Stem cells and their future

The undifferentiated cells in multicellular organisms which have the potential to differentiate into specialized cells and can divide to form more are called stem cells. The main characteristic features of stem cells are:

1. Unlike blood cells, muscle and nerve cells, stem cells have the capability of dividing for a long period of time.
2. The stem cells do not have any tissue-specific structures that allow it to perform specialized functions and so they are unspecialized cells.
3. These cells can differentiate to form specialized cells.

The stem cells are classified into four types:

Embryonic stem cells: The embryonic stem (ES) cells are derived from 4 or 5 days old human embryos that are in the blastocyst phase of development by in vitro fertilization (IVF) for assisted reproduction that are no longer needed. Generally, the embryos are extras as several eggs are fertilized in a test tube, but only one is implanted into a woman. These cells are pluripotent, that is, they can give rise to any cell type except placenta and umbilical cord. They provide a replaceable resource for studying normal development and disease, and for testing drugs and other treatments.

Adult stem cells: These are tissue-specific stem cells and can generate various cell types for the specific tissue or organ in which they reside. Hematopoietic stem cells in the bone marrow can generate RBCs, WBCs and platelets but can’t generate lung, liver or brain cells. The function of these stem cells is to replace cells which are lost in normal day-to-day living or in injuries, such as in the skin, blood, and the lining of the gut. The adult stem cells can’t renew during culturing as easily as the embryonic stem cells but these cells have enabled the researchers to study the events during the course of aging, injury and disease.

Mesenchymal stem cells: These are the stromal (the connective tissue layer that surrounds the tissue) cells that can differentiate into a variety of cell types such as cells of the bone, cartilage, muscle and fat tissue. The first MSCs were discovered in the bone marrow but now they are shown to be derived from placenta, adipose tissue, umbilical cord blood, corneal stroma, adult muscle, or the dental pulp of deciduous baby teeth and so they are called as multipotent stromal cells.

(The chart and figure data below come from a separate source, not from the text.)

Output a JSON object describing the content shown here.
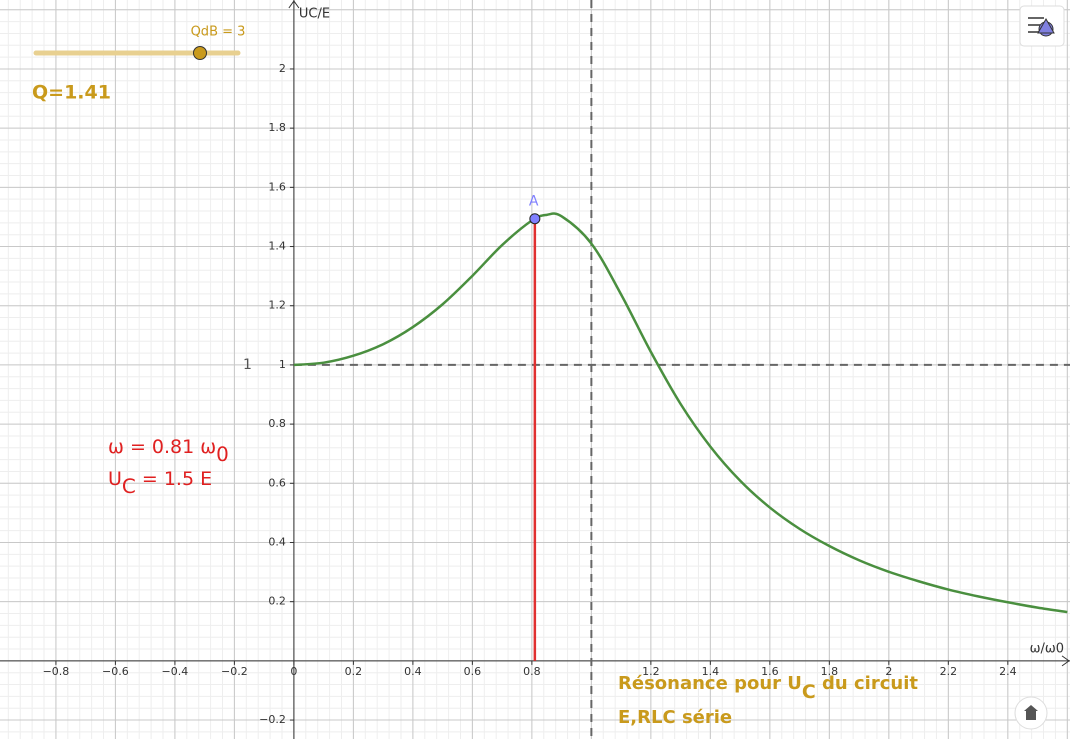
{
  "chart_data": {
    "type": "line",
    "x_axis_label": "ω/ω0",
    "y_axis_label": "UC/E",
    "xlim": [
      -0.988,
      2.609
    ],
    "ylim": [
      -0.264,
      2.233
    ],
    "xticks": [
      {
        "value": -0.8,
        "label": "−0.8"
      },
      {
        "value": -0.6,
        "label": "−0.6"
      },
      {
        "value": -0.4,
        "label": "−0.4"
      },
      {
        "value": -0.2,
        "label": "−0.2"
      },
      0,
      0.2,
      0.4,
      0.6,
      0.8,
      1.2,
      1.4,
      1.6,
      1.8,
      2,
      2.2,
      2.4
    ],
    "yticks": [
      {
        "value": -0.2,
        "label": "−0.2"
      },
      0.2,
      0.4,
      0.6,
      0.8,
      1,
      1.2,
      1.4,
      1.6,
      1.8,
      2
    ],
    "grid": true,
    "minor_divisions": 5,
    "x": [
      0,
      0.1,
      0.2,
      0.3,
      0.4,
      0.5,
      0.6,
      0.7,
      0.8,
      0.85,
      0.9,
      1.0,
      1.1,
      1.2,
      1.3,
      1.4,
      1.5,
      1.6,
      1.7,
      1.8,
      1.9,
      2.0,
      2.1,
      2.2,
      2.3,
      2.4,
      2.5,
      2.6
    ],
    "series": [
      {
        "color": "#4a8f3f",
        "values": [
          1,
          1.0075,
          1.031,
          1.07,
          1.128,
          1.205,
          1.301,
          1.405,
          1.488,
          1.507,
          1.502,
          1.41,
          1.238,
          1.044,
          0.868,
          0.724,
          0.609,
          0.518,
          0.446,
          0.388,
          0.34,
          0.301,
          0.269,
          0.241,
          0.218,
          0.198,
          0.18,
          0.165
        ]
      }
    ],
    "x_line": 1,
    "y_line": {
      "value": 1,
      "label": "1"
    },
    "point": {
      "label": "A",
      "x": 0.81,
      "y": 1.494,
      "color": "#e03030"
    },
    "slider": {
      "label": "QdB = 3"
    },
    "q_label": "Q=1.41",
    "annotations": [
      {
        "color": "#e02020",
        "lines": [
          [
            {
              "text": "ω = 0.81 ω"
            },
            {
              "text": "0",
              "sub": true
            }
          ],
          [
            {
              "text": "U"
            },
            {
              "text": "C",
              "sub": true
            },
            {
              "text": " = 1.5 E"
            }
          ]
        ]
      },
      {
        "color": "#c99a1c",
        "lines": [
          [
            {
              "text": "Résonance pour U"
            },
            {
              "text": "C",
              "sub": true
            },
            {
              "text": " du circuit"
            }
          ],
          [
            {
              "text": "E,RLC série"
            }
          ]
        ]
      }
    ]
  }
}
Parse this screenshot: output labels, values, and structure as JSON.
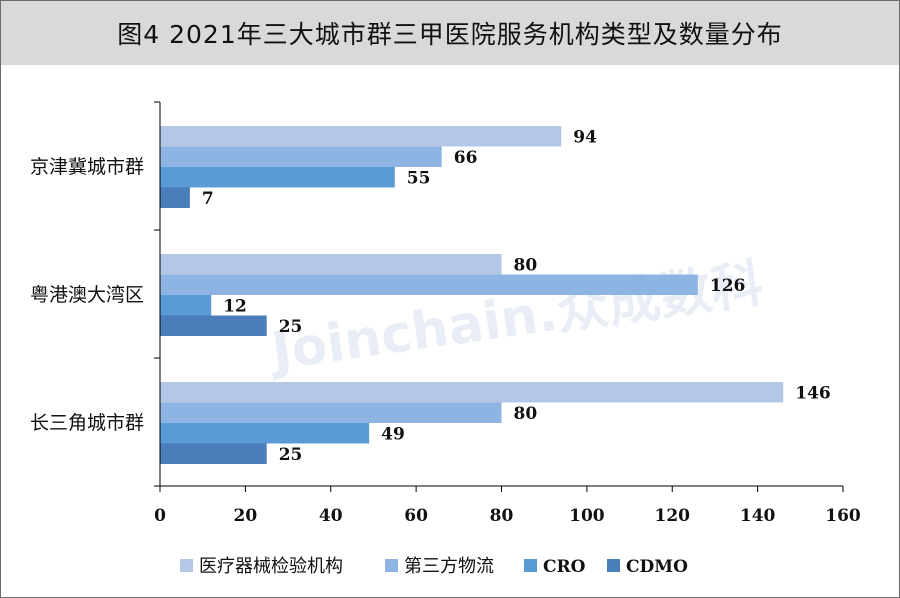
{
  "chart_data": {
    "type": "bar",
    "orientation": "horizontal",
    "title": "图4  2021年三大城市群三甲医院服务机构类型及数量分布",
    "categories": [
      "京津冀城市群",
      "粤港澳大湾区",
      "长三角城市群"
    ],
    "series": [
      {
        "name": "医疗器械检验机构",
        "values": [
          94,
          80,
          146
        ],
        "color": "#b4c7e7"
      },
      {
        "name": "第三方物流",
        "values": [
          66,
          126,
          80
        ],
        "color": "#8eb4e3"
      },
      {
        "name": "CRO",
        "values": [
          55,
          12,
          49
        ],
        "color": "#5b9bd5"
      },
      {
        "name": "CDMO",
        "values": [
          7,
          25,
          25
        ],
        "color": "#4a7ebb"
      }
    ],
    "xlim": [
      0,
      160
    ],
    "xticks": [
      0,
      20,
      40,
      60,
      80,
      100,
      120,
      140,
      160
    ],
    "xlabel": "",
    "ylabel": "",
    "grid": false,
    "legend_position": "bottom",
    "data_labels": true
  },
  "watermark": {
    "text": "Joinchain.众成数科"
  }
}
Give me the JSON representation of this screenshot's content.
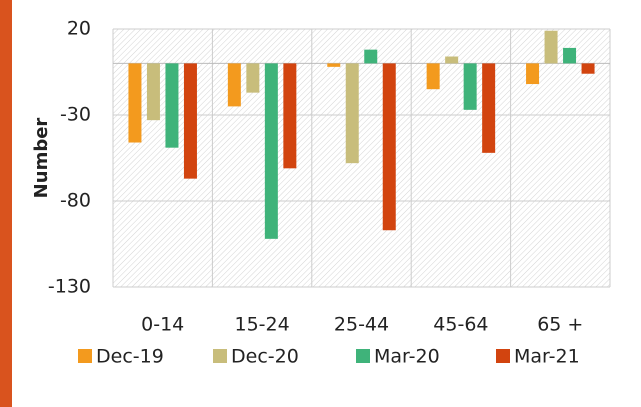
{
  "chart_data": {
    "type": "bar",
    "y_label": "Number",
    "categories": [
      "0-14",
      "15-24",
      "25-44",
      "45-64",
      "65 +"
    ],
    "series": [
      {
        "name": "Dec-19",
        "color": "#f39a1e",
        "values": [
          -46,
          -25,
          -2,
          -15,
          -12
        ]
      },
      {
        "name": "Dec-20",
        "color": "#c8bd7b",
        "values": [
          -33,
          -17,
          -58,
          4,
          19
        ]
      },
      {
        "name": "Mar-20",
        "color": "#3fb37a",
        "values": [
          -49,
          -102,
          8,
          -27,
          9
        ]
      },
      {
        "name": "Mar-21",
        "color": "#d2440f",
        "values": [
          -67,
          -61,
          -97,
          -52,
          -6
        ]
      }
    ],
    "ylim": [
      -130,
      20
    ],
    "yticks": [
      20,
      -30,
      -80,
      -130
    ],
    "grid": true,
    "legend": "bottom"
  }
}
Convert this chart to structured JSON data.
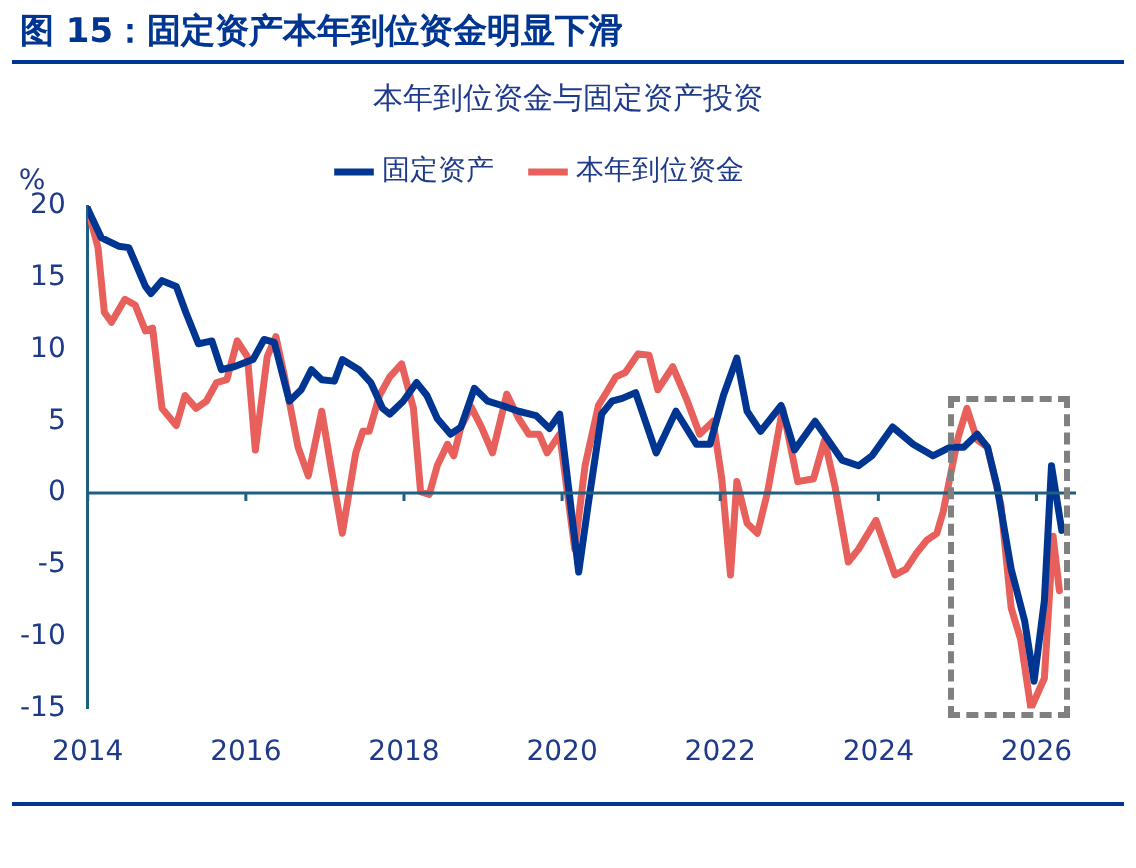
{
  "chart_data": {
    "type": "line",
    "title": "图 15：固定资产本年到位资金明显下滑",
    "subtitle": "本年到位资金与固定资产投资",
    "ylabel": "%",
    "xlim": [
      2014,
      2026.5
    ],
    "xticks": [
      2014,
      2016,
      2018,
      2020,
      2022,
      2024,
      2026
    ],
    "ylim": [
      -15,
      20
    ],
    "yticks": [
      -15,
      -10,
      -5,
      0,
      5,
      10,
      15,
      20
    ],
    "grid": false,
    "ref_lines": [
      {
        "axis": "y",
        "value": 0,
        "color": "#1f5f7f"
      }
    ],
    "legend": "top",
    "marker": "none",
    "line_style": "solid",
    "series": [
      {
        "name": "固定资产",
        "color": "#003591",
        "x": [
          2014.0,
          2014.17,
          2014.39,
          2014.52,
          2014.73,
          2014.8,
          2014.94,
          2015.12,
          2015.24,
          2015.4,
          2015.57,
          2015.69,
          2015.85,
          2016.09,
          2016.23,
          2016.36,
          2016.55,
          2016.7,
          2016.83,
          2016.96,
          2017.12,
          2017.22,
          2017.43,
          2017.58,
          2017.73,
          2017.82,
          2017.99,
          2018.16,
          2018.29,
          2018.42,
          2018.59,
          2018.72,
          2018.89,
          2019.06,
          2019.24,
          2019.45,
          2019.67,
          2019.84,
          2019.97,
          2020.21,
          2020.33,
          2020.5,
          2020.63,
          2020.76,
          2020.93,
          2021.19,
          2021.44,
          2021.7,
          2021.87,
          2022.04,
          2022.21,
          2022.34,
          2022.51,
          2022.77,
          2022.94,
          2023.2,
          2023.54,
          2023.75,
          2023.92,
          2024.18,
          2024.44,
          2024.69,
          2024.91,
          2025.08,
          2025.25,
          2025.38,
          2025.5,
          2025.68,
          2025.85,
          2025.97,
          2026.1,
          2026.19,
          2026.32
        ],
        "values": [
          19.8,
          17.8,
          17.2,
          17.1,
          14.4,
          13.9,
          14.8,
          14.4,
          12.6,
          10.4,
          10.6,
          8.6,
          8.8,
          9.3,
          10.7,
          10.5,
          6.4,
          7.2,
          8.6,
          7.9,
          7.8,
          9.3,
          8.6,
          7.7,
          5.9,
          5.5,
          6.4,
          7.7,
          6.8,
          5.2,
          4.1,
          4.6,
          7.3,
          6.4,
          6.1,
          5.7,
          5.4,
          4.5,
          5.5,
          -5.5,
          -0.8,
          5.5,
          6.4,
          6.6,
          7.0,
          2.8,
          5.7,
          3.4,
          3.4,
          6.8,
          9.4,
          5.7,
          4.3,
          6.1,
          3.0,
          5.0,
          2.3,
          1.9,
          2.6,
          4.6,
          3.4,
          2.6,
          3.2,
          3.2,
          4.1,
          3.2,
          0.5,
          -5.3,
          -8.9,
          -13.1,
          -7.5,
          1.9,
          -2.6
        ]
      },
      {
        "name": "本年到位资金",
        "color": "#e8605c",
        "x": [
          2014.0,
          2014.13,
          2014.21,
          2014.3,
          2014.47,
          2014.6,
          2014.73,
          2014.82,
          2014.94,
          2015.12,
          2015.23,
          2015.37,
          2015.5,
          2015.63,
          2015.76,
          2015.89,
          2016.02,
          2016.12,
          2016.27,
          2016.38,
          2016.49,
          2016.66,
          2016.79,
          2016.96,
          2017.09,
          2017.22,
          2017.39,
          2017.48,
          2017.56,
          2017.69,
          2017.82,
          2017.97,
          2018.12,
          2018.21,
          2018.32,
          2018.42,
          2018.55,
          2018.63,
          2018.72,
          2018.85,
          2018.98,
          2019.12,
          2019.3,
          2019.45,
          2019.58,
          2019.71,
          2019.81,
          2019.97,
          2020.16,
          2020.29,
          2020.46,
          2020.68,
          2020.8,
          2020.96,
          2021.1,
          2021.21,
          2021.4,
          2021.57,
          2021.74,
          2021.91,
          2022.02,
          2022.13,
          2022.21,
          2022.34,
          2022.47,
          2022.6,
          2022.79,
          2022.98,
          2023.18,
          2023.32,
          2023.45,
          2023.62,
          2023.75,
          2023.97,
          2024.21,
          2024.35,
          2024.48,
          2024.61,
          2024.74,
          2024.82,
          2024.91,
          2025.01,
          2025.12,
          2025.25,
          2025.38,
          2025.55,
          2025.68,
          2025.8,
          2025.93,
          2026.1,
          2026.21,
          2026.29
        ],
        "values": [
          19.8,
          17.1,
          12.6,
          11.9,
          13.5,
          13.1,
          11.3,
          11.5,
          5.9,
          4.7,
          6.8,
          5.9,
          6.4,
          7.7,
          7.9,
          10.6,
          9.5,
          3.0,
          9.5,
          10.9,
          8.1,
          3.2,
          1.2,
          5.7,
          1.4,
          -2.8,
          2.8,
          4.3,
          4.3,
          6.8,
          8.1,
          9.0,
          5.9,
          0.1,
          -0.1,
          1.9,
          3.4,
          2.6,
          4.6,
          6.0,
          4.6,
          2.8,
          6.9,
          5.2,
          4.1,
          4.1,
          2.8,
          4.1,
          -3.9,
          1.9,
          6.1,
          8.1,
          8.4,
          9.7,
          9.6,
          7.2,
          8.8,
          6.6,
          4.1,
          5.0,
          1.0,
          -5.7,
          0.8,
          -2.1,
          -2.8,
          0.1,
          5.9,
          0.8,
          1.0,
          3.7,
          0.5,
          -4.8,
          -3.9,
          -1.9,
          -5.7,
          -5.3,
          -4.2,
          -3.3,
          -2.8,
          -1.3,
          1.2,
          3.9,
          5.9,
          3.7,
          3.2,
          -0.8,
          -8.0,
          -10.2,
          -15.0,
          -12.9,
          -3.0,
          -6.8
        ]
      }
    ]
  }
}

Induced pluripotent stem cells: There are some specialized adult cells which can be "reprogrammed" genetically to assume a stem cell-like state and are called as induced pluripotent stem cells (iPSCs). These cells have been generated in the lab by converting tissue-specific cells, such as skin cells, into cells that behave like embryonic stem cells. Both ES and iPSCs have the same use and characteristics except the fact that the first iPSC cells were produced by using viruses to insert extra copies of genes into tissue-specific cells.

The future: For sure, the most significant and potential application of stem cells is to generate cells and tissues that could be used for cell-based therapies. Generally, organs and tissue donations are used to replace ailing or destroyed tissue, but the lack of adequate supply of these hampers the treatment. When allowed to differentiate into specific cell types, stem cells offer the possibility of replacing cells and tissues to treat diseases such as diabetes, cardiovascular disease, spinal cord injury, burns, osteoarthritis and rheumatoid arthritis.

In type 1 diabetic individuals, the insulin-producing pancreatic cells are destroyed by the patient's own immune system. Interestingly, recent studies have indicated that human ES cells can be directed to differentiate into insulin-producing cells that could be later transplanted in diabetic patients.

Recent studies in cell culture systems showed the direct differentiation of embryonic stem cells and adult bone marrow cells into heart muscle cells and then these cells can be transplanted into patients with chronic heart disease. Further, it was observed that injection of stem cells directly into the injured heart tissue improved cardiac function and induced the formation of new capillaries. The mechanism for this repair is not fully understood, however, these preliminary experiments give us a new hope of using the stem cells in repairing the damaged heart tissue and treating the cardiovascular diseases. To treat the prevalent and weakening diseases, scientists should manipulate stem cells in such a way that they acquire the necessary characteristics for successful differentiation, transplantation, and engraftment.

Generally, physicians and patients believe that stem cells are the future of medicine and one can have a patient specific treatment using stem cells. In fact, some researchers assume that very soon the stem cells can be used to replace drugs. However, stem cells are alive and can replicate inside the patient body and may be they can work in a more powerful and flexible way than we imagined.

In summary, though there are significant technical obstacles associated with the use of stem cells, the intensive research on stem cells can remove those hurdles and can offer exciting promises for future therapies.